|
June 2005
Failure to adequately
protect against the possibility of duplicate billing
by carriers and payment by shippers:
Carriers make every effort to avoid these sorts of
billing errors. Regardless of their best efforts,
this type of error is not unusual. Well designed
computerized freight payment systems have various
types of built in duplicate payment checks, but even
these are not perfect. A manual check for duplicates
is better than nothing, but not very much, if there
are a large number of bills being processed for
payment.
There continues to be duplicate payment bills
presented by carriers. Some of these are not a
deliberate effort to double-bill but occur because
of the manner in which the carrier’s particular
billing system is set up. For instance any
computerized program can be set up to check for
duplicate freight bills based on the PRO Number.

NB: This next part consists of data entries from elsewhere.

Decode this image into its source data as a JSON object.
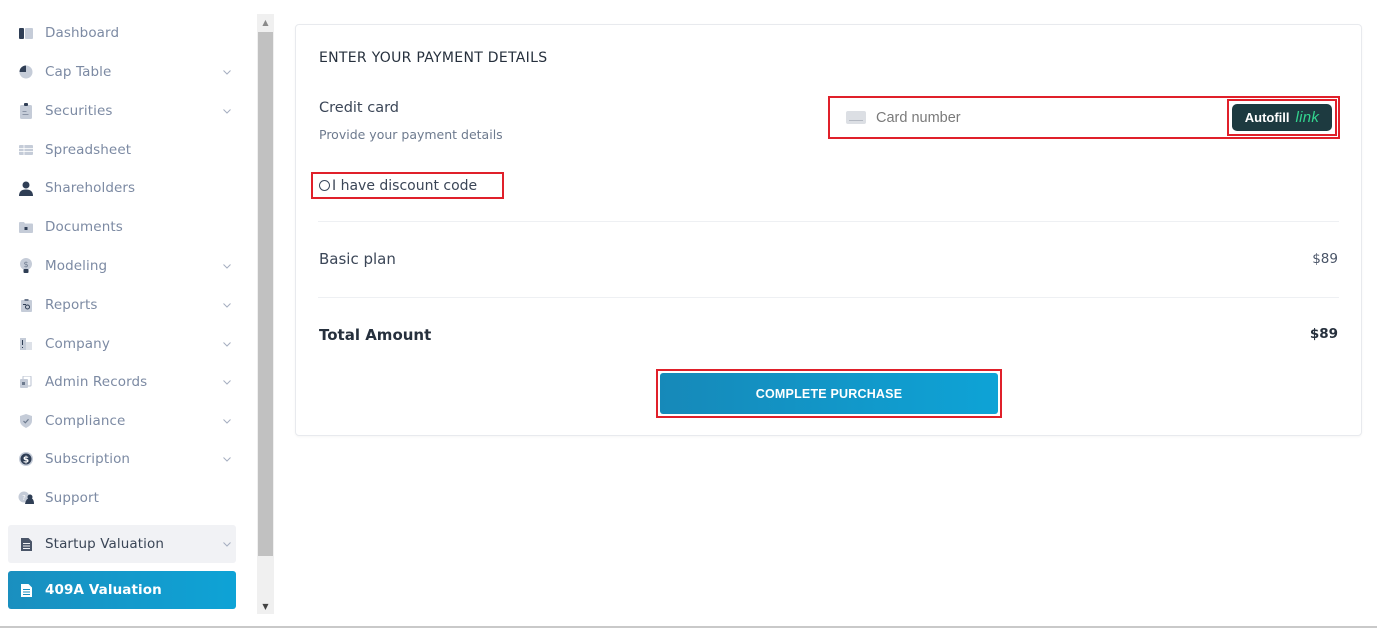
{
  "sidebar": {
    "items": [
      {
        "label": "Dashboard",
        "icon": "dashboard-icon",
        "expandable": false
      },
      {
        "label": "Cap Table",
        "icon": "pie-chart-icon",
        "expandable": true
      },
      {
        "label": "Securities",
        "icon": "clipboard-icon",
        "expandable": true
      },
      {
        "label": "Spreadsheet",
        "icon": "spreadsheet-icon",
        "expandable": false
      },
      {
        "label": "Shareholders",
        "icon": "user-icon",
        "expandable": false
      },
      {
        "label": "Documents",
        "icon": "folder-lock-icon",
        "expandable": false
      },
      {
        "label": "Modeling",
        "icon": "lightbulb-dollar-icon",
        "expandable": true
      },
      {
        "label": "Reports",
        "icon": "report-icon",
        "expandable": true
      },
      {
        "label": "Company",
        "icon": "building-icon",
        "expandable": true
      },
      {
        "label": "Admin Records",
        "icon": "records-icon",
        "expandable": true
      },
      {
        "label": "Compliance",
        "icon": "shield-check-icon",
        "expandable": true
      },
      {
        "label": "Subscription",
        "icon": "dollar-circle-icon",
        "expandable": true
      },
      {
        "label": "Support",
        "icon": "support-chat-icon",
        "expandable": false
      },
      {
        "label": "Startup Valuation",
        "icon": "document-icon",
        "expandable": true
      },
      {
        "label": "409A Valuation",
        "icon": "document-icon",
        "expandable": false,
        "active": true
      }
    ]
  },
  "payment": {
    "title": "ENTER YOUR PAYMENT DETAILS",
    "credit_card_label": "Credit card",
    "credit_card_sub": "Provide your payment details",
    "card_number_placeholder": "Card number",
    "card_number_value": "",
    "autofill_label": "Autofill",
    "link_label": "link",
    "discount_label": "I have discount code",
    "discount_checked": false
  },
  "summary": {
    "plan_label": "Basic plan",
    "plan_price": "$89",
    "total_label": "Total Amount",
    "total_price": "$89"
  },
  "actions": {
    "complete_purchase_label": "COMPLETE PURCHASE"
  },
  "colors": {
    "accent": "#0ea3d6",
    "highlight_border": "#e0202a",
    "link_brand": "#33d58f",
    "link_bg": "#1d3a40"
  }
}
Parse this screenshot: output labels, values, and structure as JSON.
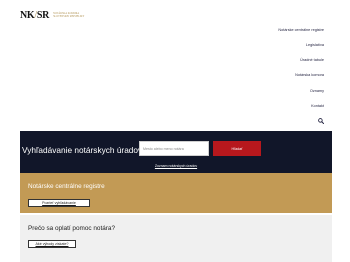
{
  "logo": {
    "mark_letters": "NK",
    "mark_slash": "/",
    "mark_suffix": "SR",
    "text_line1": "Notárska komora",
    "text_line2": "Slovenskej republiky"
  },
  "nav": {
    "items": [
      {
        "label": "Notárske centrálne registre"
      },
      {
        "label": "Legislatíva"
      },
      {
        "label": "Úradné tabule"
      },
      {
        "label": "Notárska komora"
      },
      {
        "label": "Oznamy"
      },
      {
        "label": "Kontakt"
      }
    ],
    "search_icon": "search-icon"
  },
  "hero": {
    "title": "Vyhľadávanie notárskych úradov v SR",
    "search_placeholder": "Mesto alebo meno notára",
    "search_button": "Hľadať",
    "list_link": "Zoznam notárskych úradov"
  },
  "cards": [
    {
      "title": "Notárske centrálne registre",
      "button": "Pozrieť vyhľadávanie"
    },
    {
      "title": "Prečo sa oplatí pomoc notára?",
      "button": "Aké výhody získate?"
    }
  ],
  "colors": {
    "hero_bg": "#111629",
    "accent_red": "#b7181d",
    "accent_gold": "#c29a55",
    "card_gray": "#f0f0f0"
  }
}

The computer can be set up to search for a set
historical period of time, and to throw out any
bills for manual review, which exceed the reasonable
search-back period of the program. But carriers may
automatically re-bill if payment has not been
received in 4-6 weeks or a couple of months,
depending on the payment credit arrangements. If
the bill is re-issued an identifying letter may be
added to the PRO number. The computer is not smart
enough to be able to read a carrier’s billing
procedures and will automatically treat the number
plus letter PRO as a new bill number and no
duplicate review will catch it as a duplicate. So
this bill will be paid! (A second time – or
sometimes more often than that!)
One other method of reducing the need for the
program to search through a tremendous bank of
historical data, is to set a time limit of beyond
which no bills will be paid if presented more than 6
or 12 months prior to final presentation. Special
handling can be given any legitimate bill that is
presented in this manner, providing it is not past
the statutory time limit for carrier billing.[1]
The responsible implementing group is primarily
Logistics with the others in the “Team Group C” with
design assistance provided by “Team Group B.”